When science became doctrine

~Written for the Heythrop Student Paper, Edition 6~

Held at the RSA in December, Tzvetan Todorov’s discussion of the enlightenment was altogether thought provoking, however it was a minor reference that really caught my attention. Todorov highlighted what he thought to be one fault line left by the enlightenment movement, namely the idea that science can take us anywhere and can teach us everything. A relatively benign concept, it was initially recognized by enlightenment thinkers as both fallible and containing limitations. It has been steadily revolutionized, however, to the point where “scientism” forms what many conceive of as an ideological movement. The basic understanding of scientism is that it is a view that espouses the superiority of science over all other interpretations of life, for example the religious and philosophical. The radicalization is in the overreaching of the discipline into other areas where scientific enquiry may not have jurisdiction, and the sense that there is no other appropriate means of interpreting our reality.  

Todorov discussed scientism as fuelling the evolution of totalitarianism within Europe through the growing sense of biological understanding. Resultantly, we are capable of accelerating the work of nature and eliminating whatever is perceived as a “lower” form of life.
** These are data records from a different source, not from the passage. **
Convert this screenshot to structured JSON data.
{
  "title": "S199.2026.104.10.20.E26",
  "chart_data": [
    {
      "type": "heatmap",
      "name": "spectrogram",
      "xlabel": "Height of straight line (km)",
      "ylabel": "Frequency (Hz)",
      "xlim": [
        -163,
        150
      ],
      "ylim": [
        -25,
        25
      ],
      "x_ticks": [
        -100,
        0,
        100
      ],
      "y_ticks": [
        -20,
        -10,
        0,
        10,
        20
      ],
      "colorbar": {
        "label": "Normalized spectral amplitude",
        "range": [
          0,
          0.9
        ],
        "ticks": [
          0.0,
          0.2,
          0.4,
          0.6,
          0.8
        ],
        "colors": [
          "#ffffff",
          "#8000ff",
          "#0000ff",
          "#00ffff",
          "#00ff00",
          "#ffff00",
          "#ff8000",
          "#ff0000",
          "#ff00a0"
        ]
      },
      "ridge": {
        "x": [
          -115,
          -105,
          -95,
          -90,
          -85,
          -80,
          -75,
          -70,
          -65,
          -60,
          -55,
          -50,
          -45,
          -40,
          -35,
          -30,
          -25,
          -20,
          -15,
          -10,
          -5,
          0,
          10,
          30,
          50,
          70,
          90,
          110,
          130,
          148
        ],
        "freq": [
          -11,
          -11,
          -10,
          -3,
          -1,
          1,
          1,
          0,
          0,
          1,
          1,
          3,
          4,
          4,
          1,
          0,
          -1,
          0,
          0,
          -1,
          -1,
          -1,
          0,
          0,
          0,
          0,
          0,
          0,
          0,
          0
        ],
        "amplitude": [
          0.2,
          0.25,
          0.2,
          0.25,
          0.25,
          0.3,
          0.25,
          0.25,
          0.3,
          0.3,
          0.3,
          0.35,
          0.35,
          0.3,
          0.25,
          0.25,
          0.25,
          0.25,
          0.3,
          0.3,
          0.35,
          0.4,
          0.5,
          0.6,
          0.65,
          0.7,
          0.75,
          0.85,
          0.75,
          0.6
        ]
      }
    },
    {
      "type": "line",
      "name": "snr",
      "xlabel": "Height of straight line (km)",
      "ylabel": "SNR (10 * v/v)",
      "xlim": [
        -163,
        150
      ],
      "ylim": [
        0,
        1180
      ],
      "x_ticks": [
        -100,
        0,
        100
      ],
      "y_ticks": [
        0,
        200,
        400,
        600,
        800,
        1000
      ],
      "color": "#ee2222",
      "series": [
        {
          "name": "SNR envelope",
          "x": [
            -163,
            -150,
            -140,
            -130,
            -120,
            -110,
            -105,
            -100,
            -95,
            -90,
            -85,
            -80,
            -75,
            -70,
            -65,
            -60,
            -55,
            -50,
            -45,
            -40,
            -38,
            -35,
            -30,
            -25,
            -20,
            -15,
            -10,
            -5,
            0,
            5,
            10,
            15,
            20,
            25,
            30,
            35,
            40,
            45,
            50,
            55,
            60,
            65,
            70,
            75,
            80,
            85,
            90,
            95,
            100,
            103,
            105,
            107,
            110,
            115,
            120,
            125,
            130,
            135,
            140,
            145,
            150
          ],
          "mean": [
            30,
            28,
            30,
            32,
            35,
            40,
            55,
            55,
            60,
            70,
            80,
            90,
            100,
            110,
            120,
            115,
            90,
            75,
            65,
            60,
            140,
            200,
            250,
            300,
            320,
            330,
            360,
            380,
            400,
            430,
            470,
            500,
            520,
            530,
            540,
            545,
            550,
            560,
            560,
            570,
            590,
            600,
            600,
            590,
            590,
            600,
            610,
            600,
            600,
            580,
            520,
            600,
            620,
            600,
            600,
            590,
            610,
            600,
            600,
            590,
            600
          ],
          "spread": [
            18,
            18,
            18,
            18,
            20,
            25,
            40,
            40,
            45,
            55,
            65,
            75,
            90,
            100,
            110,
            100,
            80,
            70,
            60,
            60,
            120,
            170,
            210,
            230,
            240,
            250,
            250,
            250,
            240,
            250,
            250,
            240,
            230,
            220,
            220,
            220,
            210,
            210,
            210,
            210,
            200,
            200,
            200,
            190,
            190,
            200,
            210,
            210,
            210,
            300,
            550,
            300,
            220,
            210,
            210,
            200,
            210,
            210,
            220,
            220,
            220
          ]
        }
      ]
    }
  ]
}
An apt example that could be brought in would be the prominence of scientific experimentation and profiling used under the Nazi regime, or even the elimination of bourgeois or minority groups, a commonly repeated formula in European history. For Todorov the permanent cycle of ‘improvement’ we are seeing from science is dangerous, potentially leading us on a path which could very well end disastrously, either for environmental reasons, or because of the encroaching involvement of science in the creation or reconfiguration of humans. And this is something with which ethicists in particular have been grappling for as long as science has been experimentally intervening with humans; the fear that in offering the ability to, for example, ‘design’ our children we will create a race which eliminates everything that is seen as an ‘unwanted characteristic’.

However, another equally provoking application of scientism is in relation to the global warming debate. The leaked emails of some of the most senior environmental scientists in the country revealed a startling level of data manipulation and peer pressure in the struggle to gain footing as the definitive scientific view on present environmental circumstances. I am not going to discuss the truth behind global warming claims, my focus instead is on the extreme scientific perspective displayed by some global warming scientists, what Melanie Phillips called ‘green totalitarianism’. Michael Egnor, in his piece “Scientism and Totalitarianism” sees a ‘militant’ sense of certainty in scientism which, coupled with a severe fanaticism against dissent, is becoming increasingly totalitarian in its practice. The strong-arm tactics employed by the global-warming scientists as revealed by the emails, offer a frightening insight into the lengths that will be gone to in order to gain a unity of opinion within the scientific community. The emails reveal the intent to exclude alternate interpretations or theories, and to delete and doctor raw data. Although this isn’t a representation of the entire field, it represents an influential group of scientists with what I find to be a frightening approach to their craft.

In 2002 the Cobb County Board of education approved the use of stickers in biology textbooks stating, evolution is a theory, not a fact, regarding the origin of living things. The material should be approached with an open mind, studied carefully, and critically considered” only to find themselves in court. The sticker had been added after more than 2,000 parents complained that no other alternative explanations were offered. In court, the school defended its actions in saying that “science and religion are related and they’re not mutually exclusive… this sticker was an effort to get past that conflict and to teach good science.” The court ruled against the school board, saying that the disclaimers were unconstitutional in their endorsement of religion. The science that I used to learn about at school was one of the pursuit for truth, the acceptance that you are most likely never right but that a theory is true for as long as it goes without being disproved or replaced. Science has undoubtedly grown in its prominence and its scope since the first conceptions of it, and it plays a greater role in modern life than ever before. If there really is a developing scientific fanaticism in what always seemed to be one of the most logical and rational disciplines on any curriculum, I for one find that a sight unsettling.